Bookkeeping: Pula Yi

This entry has been retired and is featured here only for bookkeeping purposes. Either the entry has been replaced with one or more more accurate entries or it has been retired because it was based on a misunderstanding to begin with.

Retired in ISO 639-3: Split into three languages: Phola [ypg], Phala [ypa] and Alo Phola [ypo]

  • Change request: 2007-121
  • ISO 639-3: ypl
  • Name: Pula Yi
  • Reason: split
  • Effective: 2008-01-14

Excerpt from change request document:

Based on recent linguistic survey findings with research components exploring identity, contact and intelligibility, we recommend that [ypl] should be split into three closely related, but synchronically distinct languages. Speaker perceptions and recorded text test scores both point to low intelligibility between Phola [ypg] and Phala [ypa]*. Undirectional intelligibility from Phala to Phola is apparent in middle-aged to elderly speakers, but younger speakers who have had less contact are unable to converse in Phala or Phola and must resort to Chinese. Based on the views of in-group and out-group members alike, ethnic identity and material culture also confirm this distinction.
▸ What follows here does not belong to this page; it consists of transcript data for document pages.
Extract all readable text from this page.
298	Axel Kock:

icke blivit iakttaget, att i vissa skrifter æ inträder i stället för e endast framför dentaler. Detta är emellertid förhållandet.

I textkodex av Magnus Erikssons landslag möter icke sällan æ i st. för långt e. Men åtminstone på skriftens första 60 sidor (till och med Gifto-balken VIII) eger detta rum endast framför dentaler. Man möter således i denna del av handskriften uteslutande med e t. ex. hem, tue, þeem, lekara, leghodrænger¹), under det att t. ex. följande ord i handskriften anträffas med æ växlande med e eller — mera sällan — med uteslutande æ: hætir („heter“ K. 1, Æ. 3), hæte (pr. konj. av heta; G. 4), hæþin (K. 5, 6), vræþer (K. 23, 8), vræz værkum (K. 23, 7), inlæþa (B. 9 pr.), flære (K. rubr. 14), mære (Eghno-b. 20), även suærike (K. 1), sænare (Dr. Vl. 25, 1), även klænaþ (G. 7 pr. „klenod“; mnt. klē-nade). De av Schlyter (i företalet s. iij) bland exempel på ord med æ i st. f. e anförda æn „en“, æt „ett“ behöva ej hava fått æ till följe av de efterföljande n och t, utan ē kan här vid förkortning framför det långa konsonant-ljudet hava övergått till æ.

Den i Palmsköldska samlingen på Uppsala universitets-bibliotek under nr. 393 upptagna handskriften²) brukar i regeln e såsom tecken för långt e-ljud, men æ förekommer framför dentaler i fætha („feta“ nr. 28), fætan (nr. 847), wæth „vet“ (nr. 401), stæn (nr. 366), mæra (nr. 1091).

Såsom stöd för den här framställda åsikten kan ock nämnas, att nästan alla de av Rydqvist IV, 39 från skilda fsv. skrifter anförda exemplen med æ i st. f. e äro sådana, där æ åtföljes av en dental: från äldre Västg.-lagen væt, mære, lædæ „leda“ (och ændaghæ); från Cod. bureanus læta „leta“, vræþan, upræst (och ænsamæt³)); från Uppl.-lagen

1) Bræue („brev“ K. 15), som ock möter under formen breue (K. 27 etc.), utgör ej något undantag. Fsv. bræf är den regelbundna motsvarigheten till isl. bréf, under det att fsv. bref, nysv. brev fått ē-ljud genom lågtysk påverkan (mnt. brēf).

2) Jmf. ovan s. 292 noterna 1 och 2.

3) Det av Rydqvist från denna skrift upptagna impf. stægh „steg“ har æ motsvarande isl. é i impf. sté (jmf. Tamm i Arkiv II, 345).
The proposed language [ypo], or Alo Phola, is reported by Phola speakers to be an unintelligible dialect of Phola spoken in a village in central Yuanjiang County. The village is surrounded by Dai villages, and Phola speakers say the language sounds like a mix of Phola, Chinese and Dai. Speakers from the two varieties reportedly must resort to Chinese in order to communicate.